After the death of Tizon’s mother, Lola moved in with the writer and his wife. He paid her $200 a week, most of which she sent home to family members. And on her 83rd birthday, Tizon paid for her to return to the Philippines — but everything was different.
Tizon writes: “The old farms were gone. Her house was gone. Her parents and most of her siblings were gone. Childhood friends, the ones still alive, were like strangers. It was nice to see them, but … everything was not the same. She’d still like to spend her last years here, she said, but she wasn’t ready yet. ‘You’re ready to go back to your garden,’ I said. ‘Yes. Let’s go home.’ ”
“I can still see her on the gurney,” writes Tizon. “I remember looking at the medics standing above this brown woman no bigger than a child and thinking that they had no idea of the life she had lived. She’d had none of the self-serving ambition that drives most of us, and her willingness to give up everything for the people around her won her our love and utter loyalty. She’s become a hallowed figure in my extended family.”

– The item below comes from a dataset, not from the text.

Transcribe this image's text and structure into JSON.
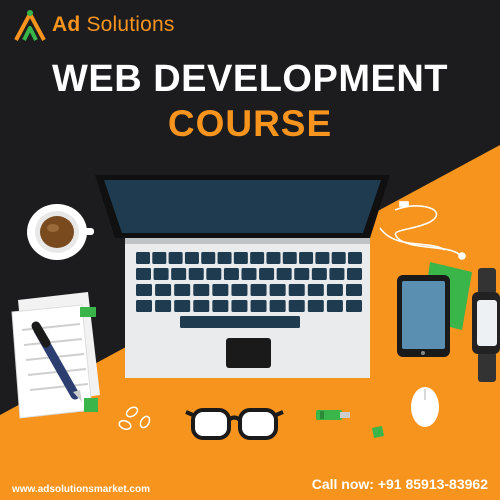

But the author died unexpectedly of natural causes at the age of 57 on March 23. At the time he did not know The Atlantic would put his story on their cover.

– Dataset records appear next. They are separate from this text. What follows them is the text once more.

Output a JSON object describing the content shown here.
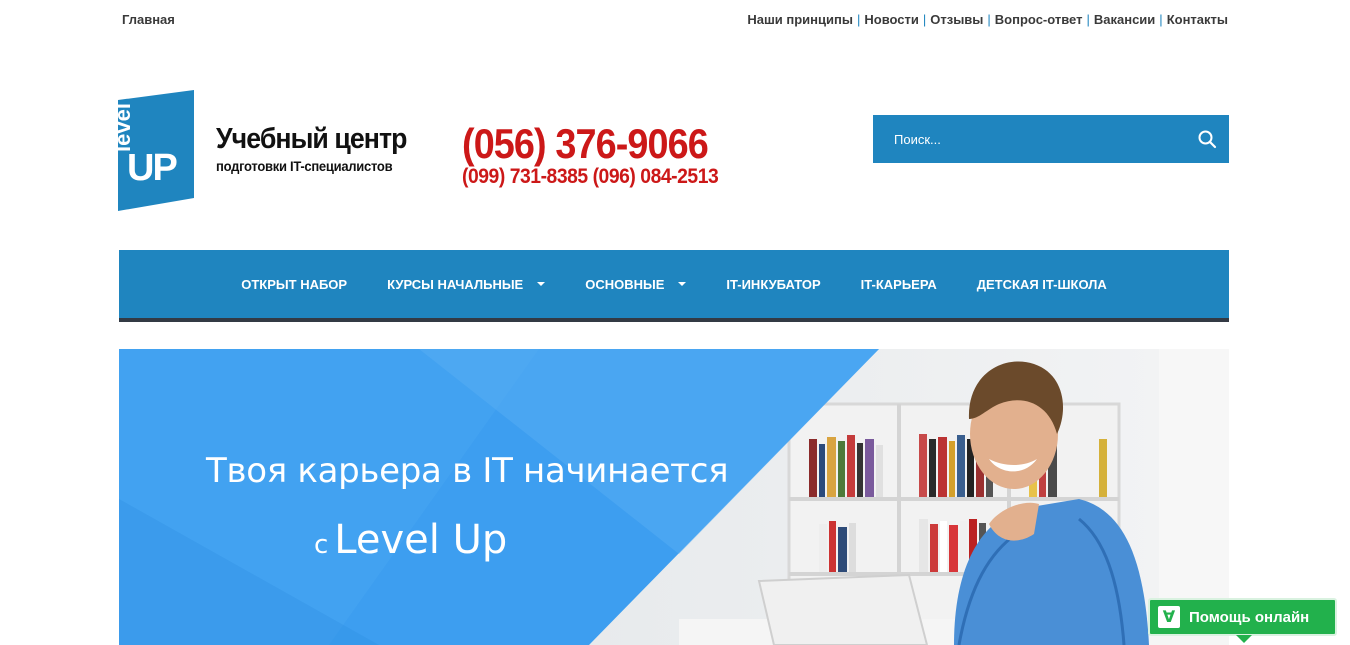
{
  "topbar": {
    "home_label": "Главная",
    "links": [
      "Наши принципы",
      "Новости",
      "Отзывы",
      "Вопрос-ответ",
      "Вакансии",
      "Контакты"
    ],
    "separator": "|"
  },
  "logo": {
    "word_top": "level",
    "word_bottom": "UP"
  },
  "brand": {
    "title": "Учебный центр",
    "subtitle": "подготовки IT-специалистов"
  },
  "phones": {
    "main": "(056) 376-9066",
    "alt": "(099) 731-8385 (096) 084-2513"
  },
  "search": {
    "placeholder": "Поиск..."
  },
  "nav": {
    "items": [
      {
        "label": "ОТКРЫТ НАБОР"
      },
      {
        "label": "КУРСЫ НАЧАЛЬНЫЕ"
      },
      {
        "label": "ОСНОВНЫЕ"
      },
      {
        "label": "IT-ИНКУБАТОР"
      },
      {
        "label": "IT-КАРЬЕРА"
      },
      {
        "label": "ДЕТСКАЯ IT-ШКОЛА"
      }
    ]
  },
  "hero": {
    "line1": "Твоя карьера в IT начинается",
    "line2_prefix": "с",
    "line2_main": "Level Up"
  },
  "help": {
    "label": "Помощь онлайн",
    "icon_glyph": "∀"
  },
  "colors": {
    "brand_blue": "#1f85bf",
    "phone_red": "#cc1818",
    "help_green": "#22b14c",
    "nav_border": "#333a44"
  }
}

“This was his ultimate story,” his wife, Melissa Tizon, told The Atlantic. “He was trying to write it for five or six years. He struggled with it. But when he started writing it for The Atlantic, he stopped struggling. He wrote it with such ease.”
In an interview with NPR, Atlantic editor Jeffrey Goldberg says the Tizon family was “overwhelmed by some combination of love, guilt — a very, very complicated emotional package here.”
“This is all back in the Philippines. Lola came with them to America, stayed with them as in essence the family slave and then Alex essentially — and I use this word advisedly — but Alex inherited her from his dying mother,” Goldberg told NPR. “She wasn’t a captive, per se — she wasn’t in chains, she wasn’t locked away. She could have [left], but she couldn’t have, and that’s sort of the point of the story. From a very early age, she worked for this family without pay, she lived with this family. When the family moved to America, it was only natural that she would go with them — but she was a slave until the day she died.”